Ces politiques ont décridibilisé les Etats-Unis sur la scène internationale ainsi que tous ceux qui les ont suivis. Non pas auprès des gouvernements, mais au sein même des populations.

Dans le même temps, les politiques économiques et financières ont fini d'achever le peu de confiance que les populations pouvaient avoir dans leurs gouvernements. Comble du ridicule, on assiste à des revirements incongrus. Nicolas Sarkozy prônant la mise en place d'une taxe Tobin sur les transactions financières au sein du G20 en est le meilleur exemple. Qui se souvient des déclarations à droite lorsque Attac en parlait à la fin des années 90 ? Les tenants d'une telle taxe étaient classés à l'extrême gauche...

Le World Factbook de la CIA révèle également son lot d'informations amusantes.

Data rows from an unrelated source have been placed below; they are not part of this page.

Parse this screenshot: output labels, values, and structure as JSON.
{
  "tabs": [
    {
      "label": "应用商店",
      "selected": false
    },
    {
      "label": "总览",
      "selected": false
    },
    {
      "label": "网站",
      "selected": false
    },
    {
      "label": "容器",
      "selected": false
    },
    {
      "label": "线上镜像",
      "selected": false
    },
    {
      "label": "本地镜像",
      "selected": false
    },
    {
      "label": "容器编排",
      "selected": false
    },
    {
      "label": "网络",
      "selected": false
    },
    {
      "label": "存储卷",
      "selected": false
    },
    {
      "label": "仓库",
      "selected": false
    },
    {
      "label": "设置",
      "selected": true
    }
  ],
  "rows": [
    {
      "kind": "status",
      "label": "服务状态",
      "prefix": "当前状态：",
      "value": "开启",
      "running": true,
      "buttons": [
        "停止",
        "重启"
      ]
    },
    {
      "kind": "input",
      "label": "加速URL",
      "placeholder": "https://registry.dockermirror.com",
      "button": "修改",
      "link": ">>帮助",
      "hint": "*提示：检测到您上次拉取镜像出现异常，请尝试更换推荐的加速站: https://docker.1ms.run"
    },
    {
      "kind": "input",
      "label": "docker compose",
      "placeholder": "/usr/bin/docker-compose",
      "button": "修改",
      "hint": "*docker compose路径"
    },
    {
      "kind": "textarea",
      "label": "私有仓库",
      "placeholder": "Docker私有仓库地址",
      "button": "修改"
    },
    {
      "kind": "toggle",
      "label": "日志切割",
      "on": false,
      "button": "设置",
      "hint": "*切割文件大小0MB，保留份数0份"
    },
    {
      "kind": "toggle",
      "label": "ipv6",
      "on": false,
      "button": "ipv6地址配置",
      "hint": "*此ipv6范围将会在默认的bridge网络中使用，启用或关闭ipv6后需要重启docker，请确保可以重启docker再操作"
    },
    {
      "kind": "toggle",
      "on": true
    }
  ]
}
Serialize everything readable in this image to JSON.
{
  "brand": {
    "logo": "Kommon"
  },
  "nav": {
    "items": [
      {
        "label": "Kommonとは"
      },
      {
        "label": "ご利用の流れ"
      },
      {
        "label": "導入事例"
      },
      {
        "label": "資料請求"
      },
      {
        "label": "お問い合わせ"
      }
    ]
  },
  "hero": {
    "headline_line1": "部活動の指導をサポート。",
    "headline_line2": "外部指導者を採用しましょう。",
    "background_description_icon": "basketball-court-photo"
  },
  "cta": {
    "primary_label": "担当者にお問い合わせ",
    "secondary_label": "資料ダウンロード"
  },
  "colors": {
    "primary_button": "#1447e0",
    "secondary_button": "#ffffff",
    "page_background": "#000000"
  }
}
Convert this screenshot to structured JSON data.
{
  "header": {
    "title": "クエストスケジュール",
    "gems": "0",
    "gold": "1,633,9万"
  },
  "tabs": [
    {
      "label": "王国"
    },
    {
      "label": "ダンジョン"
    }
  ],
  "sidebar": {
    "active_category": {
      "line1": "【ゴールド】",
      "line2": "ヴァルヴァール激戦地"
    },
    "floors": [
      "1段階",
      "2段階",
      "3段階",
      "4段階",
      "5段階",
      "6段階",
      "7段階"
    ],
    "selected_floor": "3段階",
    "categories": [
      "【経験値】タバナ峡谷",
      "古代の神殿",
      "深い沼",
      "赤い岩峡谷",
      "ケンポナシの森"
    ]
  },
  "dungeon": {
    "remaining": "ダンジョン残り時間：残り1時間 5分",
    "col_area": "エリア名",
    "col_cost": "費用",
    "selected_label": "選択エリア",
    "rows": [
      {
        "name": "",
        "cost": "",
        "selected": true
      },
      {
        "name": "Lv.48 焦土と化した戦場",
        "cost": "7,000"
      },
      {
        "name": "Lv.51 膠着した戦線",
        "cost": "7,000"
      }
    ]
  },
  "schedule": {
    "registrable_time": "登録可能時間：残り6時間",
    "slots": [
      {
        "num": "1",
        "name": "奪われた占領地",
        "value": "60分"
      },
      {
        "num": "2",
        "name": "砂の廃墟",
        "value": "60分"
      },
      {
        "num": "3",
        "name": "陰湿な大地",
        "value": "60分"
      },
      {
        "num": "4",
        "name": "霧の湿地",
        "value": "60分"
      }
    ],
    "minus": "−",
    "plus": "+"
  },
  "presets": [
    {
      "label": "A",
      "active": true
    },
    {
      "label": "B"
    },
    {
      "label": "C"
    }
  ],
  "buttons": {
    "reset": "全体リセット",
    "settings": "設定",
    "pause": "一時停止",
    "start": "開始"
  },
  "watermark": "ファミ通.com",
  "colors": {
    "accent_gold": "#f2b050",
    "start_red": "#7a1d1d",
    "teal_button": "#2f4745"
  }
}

Si l'on part du principe que les inégalités sont au coeur des mouvements actuels en Tunisie et en Egypte, il convient de jeter un oeil à l'indice Gini qui mesure l'inégalité de la redistribution des richesses dans un pays. Plus l'indice est haut, plus cela signifie que les inégalités sont importantes.

La Tunisie arrive en 62ème position avec un indice de 40. L'Egypte en 90ème position avec un indice de 34,4. Les Etats-Unis, eux, sont en 42ème position avec un indice de 45. D'ici à ce que le peuple américain se révolte...

La France, est pour sa part classée en 82ème position à 32,7. Un résultat moins bon que celui du Pakistan, par exemple.

Bien entendu, il faut se méfier de ce type de classement qui mélange des données  récoltées à des dates très différentes. Et qui sont par nature faussées par le niveau global de pauvreté d'un pays. Mais tout de même... A quand un réveil des citoyens les plus lésés ?

Il faudra encore probablement que se réalise un peu plus le scenario mis en place par les occidentaux pour répondre à la crise financière (bancaire et dette souveraine). Les politiques budgétaires d'austérité ne manqueront pas de générer chômage et croissance molle (ou négative). La libéralisation, les régressions sociales qui seront décidées et appliquées du haut vers le bas, sans discussion, aggraveront les disparités de revenus. Un bon bouillon de culture.


Shaman a participé à l'écriture de cette article.